Having a smart meter installed
Smart meter installation is a straightforward process and should take less than an hour, depending on what kind of building you live in and where your meter is situated. Note that the gas or electricity will have to be switched off temporarily during installation.
Your energy supplier will arrange with you a date and approximate time for an engineer to visit. They will confirm with you what to expect, how long it will take, whether there’s anything you need to do (such as clear access to the meter) and what support is available for customers with hearing or vision impairment.
You can also request that the engineer calls you 30 minutes before they expect to arrive. For added security, you can ask your energy supplier for a password which the engineer must repeat when they arrive at your home. If you have any concerns, check the engineer’s ID card and, if you’re still in doubt, ask them to wait outside while you call your energy supplier.
The engineer will advise you on how the smart meter and in-home display work. They will also carry out safety checks on gas appliances if a gas smart meter is being installed.
Requesting a smart meter
There is no charge for having a smart meter installed. Contact your energy supplier and ask for a smart meter, or type your supplier name into this web tool.
Common smart meter myths
There are many misconceptions around about smart meters. We have addressed some of the common ones below …

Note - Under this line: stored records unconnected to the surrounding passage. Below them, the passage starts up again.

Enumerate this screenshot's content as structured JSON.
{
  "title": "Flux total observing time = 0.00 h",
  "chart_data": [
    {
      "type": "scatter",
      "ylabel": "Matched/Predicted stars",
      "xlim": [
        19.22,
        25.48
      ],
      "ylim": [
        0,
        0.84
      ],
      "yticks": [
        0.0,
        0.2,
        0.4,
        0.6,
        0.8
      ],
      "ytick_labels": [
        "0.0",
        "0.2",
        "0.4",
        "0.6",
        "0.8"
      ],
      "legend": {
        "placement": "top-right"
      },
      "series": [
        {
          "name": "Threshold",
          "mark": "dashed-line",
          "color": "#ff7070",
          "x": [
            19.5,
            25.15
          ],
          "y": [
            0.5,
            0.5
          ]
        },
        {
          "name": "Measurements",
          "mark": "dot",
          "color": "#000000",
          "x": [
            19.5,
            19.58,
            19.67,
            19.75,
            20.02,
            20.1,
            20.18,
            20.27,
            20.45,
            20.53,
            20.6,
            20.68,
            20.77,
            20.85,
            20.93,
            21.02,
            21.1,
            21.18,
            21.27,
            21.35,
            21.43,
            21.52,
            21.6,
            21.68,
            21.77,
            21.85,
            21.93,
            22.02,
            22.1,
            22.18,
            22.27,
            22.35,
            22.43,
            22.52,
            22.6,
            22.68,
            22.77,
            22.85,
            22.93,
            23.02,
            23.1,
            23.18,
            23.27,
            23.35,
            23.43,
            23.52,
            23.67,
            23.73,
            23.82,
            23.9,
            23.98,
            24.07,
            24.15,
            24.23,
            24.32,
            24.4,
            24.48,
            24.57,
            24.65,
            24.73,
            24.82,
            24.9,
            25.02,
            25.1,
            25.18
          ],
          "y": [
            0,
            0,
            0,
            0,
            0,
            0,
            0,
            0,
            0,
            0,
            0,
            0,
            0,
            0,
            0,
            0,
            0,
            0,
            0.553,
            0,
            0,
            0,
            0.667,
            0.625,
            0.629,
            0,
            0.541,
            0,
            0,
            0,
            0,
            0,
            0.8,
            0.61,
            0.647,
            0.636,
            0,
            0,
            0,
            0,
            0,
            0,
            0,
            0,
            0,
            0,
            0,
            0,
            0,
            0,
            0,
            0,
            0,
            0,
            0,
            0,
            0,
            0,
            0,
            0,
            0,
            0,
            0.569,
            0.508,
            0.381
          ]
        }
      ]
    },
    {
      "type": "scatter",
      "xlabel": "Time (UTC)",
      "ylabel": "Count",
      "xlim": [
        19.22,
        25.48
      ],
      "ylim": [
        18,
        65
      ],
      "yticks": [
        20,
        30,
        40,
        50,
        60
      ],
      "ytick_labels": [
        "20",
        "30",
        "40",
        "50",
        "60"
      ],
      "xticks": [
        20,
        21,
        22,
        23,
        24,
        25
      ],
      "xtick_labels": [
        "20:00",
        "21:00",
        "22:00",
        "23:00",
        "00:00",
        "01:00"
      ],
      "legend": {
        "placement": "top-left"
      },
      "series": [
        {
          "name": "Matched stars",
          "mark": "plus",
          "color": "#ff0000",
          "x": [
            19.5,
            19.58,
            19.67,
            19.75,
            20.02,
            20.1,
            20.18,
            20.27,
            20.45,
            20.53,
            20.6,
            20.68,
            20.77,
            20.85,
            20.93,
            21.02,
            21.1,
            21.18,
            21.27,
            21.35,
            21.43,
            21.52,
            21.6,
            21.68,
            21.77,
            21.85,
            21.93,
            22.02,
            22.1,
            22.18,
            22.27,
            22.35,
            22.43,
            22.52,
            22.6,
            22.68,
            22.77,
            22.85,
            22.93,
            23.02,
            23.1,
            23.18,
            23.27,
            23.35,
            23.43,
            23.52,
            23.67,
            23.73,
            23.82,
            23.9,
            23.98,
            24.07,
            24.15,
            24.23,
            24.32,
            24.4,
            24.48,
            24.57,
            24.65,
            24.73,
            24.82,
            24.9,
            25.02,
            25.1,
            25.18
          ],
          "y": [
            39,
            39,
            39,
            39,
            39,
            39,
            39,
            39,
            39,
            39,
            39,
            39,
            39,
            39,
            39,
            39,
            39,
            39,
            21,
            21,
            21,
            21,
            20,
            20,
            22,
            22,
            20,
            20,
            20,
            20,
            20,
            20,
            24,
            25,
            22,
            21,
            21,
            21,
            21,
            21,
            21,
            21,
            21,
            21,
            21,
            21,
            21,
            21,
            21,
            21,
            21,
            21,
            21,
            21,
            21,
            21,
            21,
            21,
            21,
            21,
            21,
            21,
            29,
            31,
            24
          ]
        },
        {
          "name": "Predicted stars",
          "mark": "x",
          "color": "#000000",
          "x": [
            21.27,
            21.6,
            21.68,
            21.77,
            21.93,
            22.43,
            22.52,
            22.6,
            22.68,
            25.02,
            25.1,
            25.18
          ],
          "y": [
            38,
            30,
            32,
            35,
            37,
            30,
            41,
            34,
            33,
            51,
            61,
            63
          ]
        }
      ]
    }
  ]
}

“Not all homes can have smart meters”
Installation is possible in 99% of homes since connectivity has been improved for the newest generation of smart meters, and no longer relies on the mobile network.
“You can’t switch supplier”
The latest generation of smart meters allow uninterrupted switching between suppliers with no loss of functionality. This is because they use the new shared Data Communications Company (DCC) network.
“Smart meters can spy on you”
“Economy 7 and 10 are not supported”
Some suppliers are providing Economy 7 smart meters, but it is still only a handful. There are plans to roll them out more widely over the next few years.
“Renters can’t get a smart meter”
If you pay the energy bills and the meter belongs to your supplier, then you have the right to request a smart meter.
“Smart meters are dangerous”
Public Health England say that smart meters “do not pose a health risk” and that “exposure to the radio waves produced by smart meters is likely to be much lower than that from other everyday devices such as mobile phones and Wi-Fi equipment”.